I’ll be totally honest here: I could’ve watched an entire movie about Thor Aackerlund and been perfectly happy.  Which is not to say that this movie wasn’t enjoyable; it was great.  But the human-interest story is the one that always draws you in, and even though we got to know each of the other players on a personal level, nothing compared to Thor’s story.  While I found it incredibly interesting to learn the various strategies employed by each player and get a brief history on how each of them was introduced to the game, nothing compared to the mixture of fear, jealousy, and reverence heaped upon Thor Aackerlund by everyone else in the film.  I had only a vague knowledge of who the man was before watching Ecstasy of Order, but in under two hours, his legend was cemented in my mind.

Hopefully the filmmakers have enough extra footage (and common sense) to whip up a sequel focusing on the storied legend and mythological status of Thor Aackerlund, but until then we’ll just have to make due with what we got, which is an incredibly compelling look at Tetris and the people who have made it a way of life.  In addition to discussing Tetris strategies, one of the most interesting aspects of this film was the common ground shared by each of the players as well as, I suspect, many of the viewers.  Tetris isn’t just a game; it’s a family affair.  The majority of the competitors were introduced to the game by their parents, most of whom were nearly as obsessed with the game as their children.  Indeed, my own mother was an avid devotee of the game and logged nearly as many hours as myself or my siblings.  The “Tetris Effect” was discussed and even if you’ve never heard the term before, I suspect I don’t have to define it for you.  Dreaming of falling tetrominoes, envisioning moving buildings in order to clear lines, hallucinating and even bagging groceries can all be categorized under the Tetris Effect.  I’ve experienced it, each of the competitors in this film have experienced it, and odds are good you have as well.

It is this commonality that really drew me into this movie.  While I have never reached the astonishing scores these players have reached and I am almost totally unfamiliar with much of the terminology they use, I am all too familiar with the zen-like state of mind one experiences while becoming absorbed in the game as well as the obsessive nature of game play.  The film discusses the community that has sprung up around Tetris and at the risk of sounding foolish, I would dare say that that community extends much farther than even the filmmakers suspect.  Honestly - do you know anyone who hasn’t played Tetris?  A lot of Tetris?

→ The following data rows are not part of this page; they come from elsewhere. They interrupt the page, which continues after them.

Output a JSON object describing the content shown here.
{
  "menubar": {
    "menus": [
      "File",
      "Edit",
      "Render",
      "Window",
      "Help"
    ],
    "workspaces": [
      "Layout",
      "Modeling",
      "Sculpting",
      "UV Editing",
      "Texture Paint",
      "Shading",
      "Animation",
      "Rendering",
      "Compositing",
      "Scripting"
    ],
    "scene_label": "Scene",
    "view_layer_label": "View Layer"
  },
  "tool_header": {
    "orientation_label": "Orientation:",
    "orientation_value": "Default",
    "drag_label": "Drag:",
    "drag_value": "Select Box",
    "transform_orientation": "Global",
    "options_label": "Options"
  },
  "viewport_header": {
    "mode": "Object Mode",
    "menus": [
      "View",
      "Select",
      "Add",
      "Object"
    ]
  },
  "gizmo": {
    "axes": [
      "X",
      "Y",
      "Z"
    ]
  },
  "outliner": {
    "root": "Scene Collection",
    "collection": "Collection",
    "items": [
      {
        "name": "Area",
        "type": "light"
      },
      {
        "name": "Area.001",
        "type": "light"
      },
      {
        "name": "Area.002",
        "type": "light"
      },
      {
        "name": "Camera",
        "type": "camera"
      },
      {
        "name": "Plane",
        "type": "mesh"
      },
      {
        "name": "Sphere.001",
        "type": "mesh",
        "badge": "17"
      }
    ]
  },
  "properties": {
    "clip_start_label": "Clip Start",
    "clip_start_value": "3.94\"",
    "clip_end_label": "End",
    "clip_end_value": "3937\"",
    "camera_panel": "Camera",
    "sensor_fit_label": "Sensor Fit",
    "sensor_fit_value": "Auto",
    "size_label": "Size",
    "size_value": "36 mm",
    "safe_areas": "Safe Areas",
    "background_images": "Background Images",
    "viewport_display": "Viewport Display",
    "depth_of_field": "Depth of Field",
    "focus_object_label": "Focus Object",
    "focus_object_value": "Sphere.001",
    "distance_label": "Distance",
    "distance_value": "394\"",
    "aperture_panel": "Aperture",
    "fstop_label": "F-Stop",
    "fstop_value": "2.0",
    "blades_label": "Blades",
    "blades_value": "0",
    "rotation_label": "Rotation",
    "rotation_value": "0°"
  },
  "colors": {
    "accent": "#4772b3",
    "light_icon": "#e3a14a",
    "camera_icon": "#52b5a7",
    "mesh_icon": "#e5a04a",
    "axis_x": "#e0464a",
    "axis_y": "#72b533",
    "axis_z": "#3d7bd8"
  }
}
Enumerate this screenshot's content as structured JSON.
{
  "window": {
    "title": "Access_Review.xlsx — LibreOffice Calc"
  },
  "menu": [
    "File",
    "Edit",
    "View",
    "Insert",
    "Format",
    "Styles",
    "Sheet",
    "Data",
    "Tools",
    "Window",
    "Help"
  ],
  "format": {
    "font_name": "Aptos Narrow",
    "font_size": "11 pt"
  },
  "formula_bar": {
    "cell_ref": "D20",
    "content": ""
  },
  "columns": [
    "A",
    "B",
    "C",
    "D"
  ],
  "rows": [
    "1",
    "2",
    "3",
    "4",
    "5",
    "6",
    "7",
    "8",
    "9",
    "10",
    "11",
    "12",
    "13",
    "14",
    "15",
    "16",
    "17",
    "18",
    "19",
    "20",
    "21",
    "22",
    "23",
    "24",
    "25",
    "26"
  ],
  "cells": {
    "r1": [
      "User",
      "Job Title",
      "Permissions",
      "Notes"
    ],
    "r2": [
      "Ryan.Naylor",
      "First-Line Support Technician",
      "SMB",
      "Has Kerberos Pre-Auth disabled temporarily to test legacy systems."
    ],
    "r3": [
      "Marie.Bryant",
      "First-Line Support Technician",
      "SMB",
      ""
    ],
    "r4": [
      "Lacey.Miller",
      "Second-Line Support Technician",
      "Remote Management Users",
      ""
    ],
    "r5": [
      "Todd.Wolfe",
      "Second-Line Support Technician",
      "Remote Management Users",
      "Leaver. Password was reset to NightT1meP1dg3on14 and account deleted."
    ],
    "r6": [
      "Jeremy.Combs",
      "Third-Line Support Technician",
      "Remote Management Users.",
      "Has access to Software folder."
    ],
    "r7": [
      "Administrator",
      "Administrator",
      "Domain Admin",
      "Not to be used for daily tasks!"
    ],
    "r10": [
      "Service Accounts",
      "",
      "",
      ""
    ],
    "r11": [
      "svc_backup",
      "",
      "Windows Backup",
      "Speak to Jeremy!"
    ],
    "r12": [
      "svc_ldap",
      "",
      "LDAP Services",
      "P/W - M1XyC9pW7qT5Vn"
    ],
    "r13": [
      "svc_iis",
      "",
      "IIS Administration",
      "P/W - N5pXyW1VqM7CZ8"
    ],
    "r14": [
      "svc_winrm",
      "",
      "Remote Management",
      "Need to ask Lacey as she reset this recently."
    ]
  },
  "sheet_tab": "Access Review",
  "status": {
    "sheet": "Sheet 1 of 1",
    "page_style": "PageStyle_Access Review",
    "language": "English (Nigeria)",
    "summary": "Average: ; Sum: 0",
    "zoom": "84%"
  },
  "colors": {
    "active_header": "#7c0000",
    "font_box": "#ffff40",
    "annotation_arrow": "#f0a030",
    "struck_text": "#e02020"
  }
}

Because of this common ground, I feel that Ecstasy of Order: The Tetris Masters isn’t a documentary strictly made for geeks and gamers, but a film that can be enjoyed by anyone.  While the film might focus a bit too much on terminology and strategy, it makes up for it by just being an interesting movie about a topic anyone can relate to.  And I’ll be damned if a few of the lessons and strategies utilized by the competitors can’t be applied to regular everyday life as well.  Bottom line: the pieces fell perfectly into place with this movie.  Check it out.